Hier hatte sich gerade ein kleiner Kreis zum Tee versammelt. Außer Kapitän Becker war auch der Polizeileutnant Beatty anwesend, als Holleck eintrat. Diesmal trug er nicht seinen Minenanzug und wurde von allen, besonders aber von der kleinen Therese, freundlich begrüßt. Das Kind lief auf ihn zu, schlang seine Arme um seinen Nacken, und als er es zu sich hochhob, rief es laut und fröhlich:

„Na, Onkel William, hast du mir auch viel Gold aus den Minen mitgebracht?“

„Einen ganzen Sack voll, mein Schatz“, lachte der junge Mann und griff in die Westentasche. Er holte ein Stück in der Größe einer Haselnuß heraus und gab es ihr. „Da, hier hast du eine Probe davon, mit der du spielen kannst. Aber paß auf, daß du es nicht verlierst.“

„Richtiges Gold?“ rief die Kleine erfreut aus. „Oh, wie das blitzt und glänzt, und wie schwer es ist!“

„Wo haben Sie Charles gesehen?“ rief ihm die Mutter entgegen, kaum daß die Begrüßung vorbei war. „Warum schreibt er nicht wenigstens, damit man hier nicht Sorgen und Angst um ihn haben muß?“

„Gesehen habe ich ihn nicht“, sagte Holleck und setzte die Kleine wieder auf den Boden. „In Bathurst war er nicht zu finden, aber er soll in den Minen am Macquaire oder dort in der Nähe stecken. Das haben mir Leute erzählt, die ihn bei der Arbeit getroffen haben wollen. Die ganze Welt ist ja verrückt nach Gold da oben. Alle entwickeln einen Eifer mit Schaufeln und Spitzhacken, der ganz New South Wales in das erste Ackerbauland der Welt verwandeln würde, wenn sie nicht gerade da hacken und graben würden, wo nicht anderes als Quarzblöcke und Porphyr wachsen wollen.“

„Und haben sie auch im Geschäft in Bathurst noch immer keine Nachricht von ihm?“ erkundigte sich Mr. Pitt ärgerlich.

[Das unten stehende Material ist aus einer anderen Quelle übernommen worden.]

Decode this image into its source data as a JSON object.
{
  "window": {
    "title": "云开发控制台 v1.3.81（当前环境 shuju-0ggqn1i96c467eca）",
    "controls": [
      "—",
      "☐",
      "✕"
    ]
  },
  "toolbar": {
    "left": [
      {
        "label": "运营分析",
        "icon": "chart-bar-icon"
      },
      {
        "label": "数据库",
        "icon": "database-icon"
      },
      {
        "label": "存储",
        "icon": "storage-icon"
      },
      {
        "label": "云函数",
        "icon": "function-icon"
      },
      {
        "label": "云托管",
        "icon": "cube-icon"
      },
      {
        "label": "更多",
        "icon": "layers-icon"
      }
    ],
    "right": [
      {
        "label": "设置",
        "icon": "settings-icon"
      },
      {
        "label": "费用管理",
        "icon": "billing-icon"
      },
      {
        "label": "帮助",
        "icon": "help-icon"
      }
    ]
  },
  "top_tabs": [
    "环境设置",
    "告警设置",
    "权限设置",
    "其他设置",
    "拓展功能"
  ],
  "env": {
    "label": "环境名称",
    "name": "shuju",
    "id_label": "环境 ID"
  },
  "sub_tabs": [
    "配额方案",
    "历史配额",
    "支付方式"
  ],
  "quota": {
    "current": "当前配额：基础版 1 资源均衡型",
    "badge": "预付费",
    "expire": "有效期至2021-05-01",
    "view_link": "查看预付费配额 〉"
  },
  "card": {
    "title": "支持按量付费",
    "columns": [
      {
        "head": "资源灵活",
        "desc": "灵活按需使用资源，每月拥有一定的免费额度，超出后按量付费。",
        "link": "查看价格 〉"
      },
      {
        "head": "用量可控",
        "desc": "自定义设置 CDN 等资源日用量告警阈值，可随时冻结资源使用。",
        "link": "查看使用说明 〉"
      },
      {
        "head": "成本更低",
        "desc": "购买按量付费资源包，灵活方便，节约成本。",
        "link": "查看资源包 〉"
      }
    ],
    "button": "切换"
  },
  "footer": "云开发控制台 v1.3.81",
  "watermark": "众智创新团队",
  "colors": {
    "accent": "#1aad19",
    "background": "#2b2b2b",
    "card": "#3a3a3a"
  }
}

„Keine Silbe“, lachte Holleck. „Wo soll er da oben auch Feder und Tinte herbekommen! In den Minen geht es drunter und drüber!“

„Schön“, sagte Becker. „Hier haben wir wenigstens jemand, der einen genauen, authentischen Bericht über die fabelhaften Goldminen geben kann. Also, junger Mann, setzen Sie sich doch auf den Stuhl da und packen Sie Ihre Neuigkeiten aus, denn wir brennen alle darauf, Einzelheiten zu hören. Was man in der Stadt darüber erfährt, ist gerade genug, um einen sonst ganz vernünftigen Menschen verrückt zu machen. Ich möchte nun auch einmal jemand sprechen, der mit der Sprache herausrückt und die Flunkereien aufdeckt.“

„Flunkereien?“ rief Holleck lachend. „Lieber Kapitän, da sind Sie an den Falschen geraten. Wenn ich Ihnen nur das erzähle, was ich selbst gesehen habe, packen Sie morgen und machen, daß Sie so schnell wie möglich in die Minen kommen.“

„Das wäre mir aber lieb“, rief der Kapitän, ganz verblüfft von der unerwarteten Bemerkung. Holleck hatte die kleine Gesellschaft jetzt neugierig gemacht. Da jetzt doch nicht mehr an ein anderes Gespräch zu denken war, bat ihn sogar Mrs. Pitt, ihnen mitzuteilen, was er da oben erfahren habe.